Lysophosphatidylcholine Decreases Locomotor Activities and Dopamine Turnover Rate in Rats

Lysophosphatidylcholine (lyso-PTC), a secondary product of S-adenosylmethionine (SAM)-dependent phosphatidylethanolamine (PTE) methylation, is a potent cytotoxin and might be involved in the pathogenesis of Parkinson's disease (PD). Our previous studies showed that the injection of SAM into the brain caused PD-like changes in rodents. Moreover, 1-methyl-4-phenylpyridinium (MPP+), a Parkinsonism-inducing agent, increased lyso-PTC formation via the stimulation of PTE methylation pathway. These results indicate a possible role of lyso-PTC in the PD-like changes seen following the injection of SAM or MPP+. In the present study, lyso-PTC was injected into the lateral ventricle of rats and locomotor activities and the biogenic amine levels were measured to evaluate the effects of lyso-PTC on the dopaminergic system.
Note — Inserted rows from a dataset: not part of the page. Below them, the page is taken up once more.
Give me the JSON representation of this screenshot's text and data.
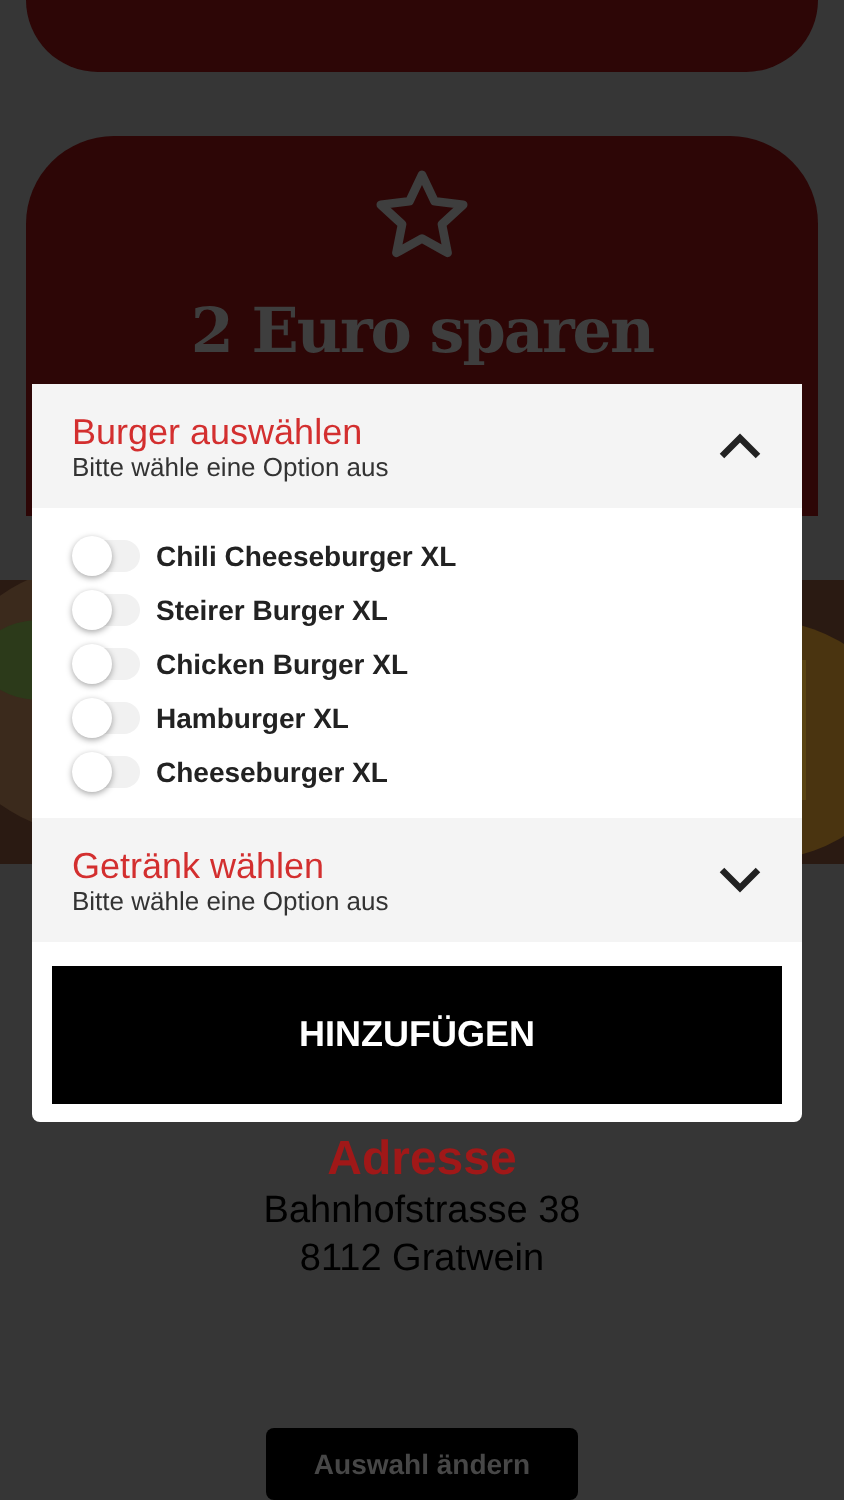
{
  "promo": {
    "title": "2 Euro sparen"
  },
  "address": {
    "heading": "Adresse",
    "lines": [
      "Bahnhofstrasse 38",
      "8112 Gratwein"
    ]
  },
  "change_button": "Auswahl ändern",
  "dialog": {
    "sections": [
      {
        "title": "Burger auswählen",
        "hint": "Bitte wähle eine Option aus",
        "expanded": true,
        "options": [
          {
            "label": "Chili Cheeseburger XL",
            "checked": false
          },
          {
            "label": "Steirer Burger XL",
            "checked": false
          },
          {
            "label": "Chicken Burger XL",
            "checked": false
          },
          {
            "label": "Hamburger XL",
            "checked": false
          },
          {
            "label": "Cheeseburger XL",
            "checked": false
          }
        ]
      },
      {
        "title": "Getränk wählen",
        "hint": "Bitte wähle eine Option aus",
        "expanded": false
      }
    ],
    "button": "HINZUFÜGEN"
  }
}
Quinacrine, a phospholipase A2 (PLA2) inhibitor, was employed to determine its protective effect on SAM-induced PD-like changes by the inhibition of lyso-PTC formation. The results showed that 1 h after the injection, 0.4 and 0.8 μmol of lyso-PTC increased striatal dopamine (DA) by 20 and 24%, decreased 3,4-dihydroxyphenylacetic acid (DOPAC) by 37 and 45% and decreased homovanilic acid (HVA) by 24 and 13%, respectively. Consequently, dopamine turnover rate, (DOPAC + HVA)/DA, was significantly reduced by 44 and 48% in the rat striatum. Meanwhile, the administration of 0.4 or 0.8 μmol of lyso-PTC decreased movement time by 52 and 63%, total distance by 44 and 48% and the number of movements by 43 and 64%, respectively. Quinacrine attenuated SAM-induced hypokinesia without affecting SAM metabolism prior to its action on rat brain. The results obtained indicate that the hypokinesia observed following the administration of lyso-PTC might be related to the decline in DA turnover in the striatum in response to lyso-PTC exposure. The present study suggests that inhibitory effects of lyso-PTC on dopaminergic neurotransmission is one of the contributing factors in SAM and MPP+-induced PD-like changes.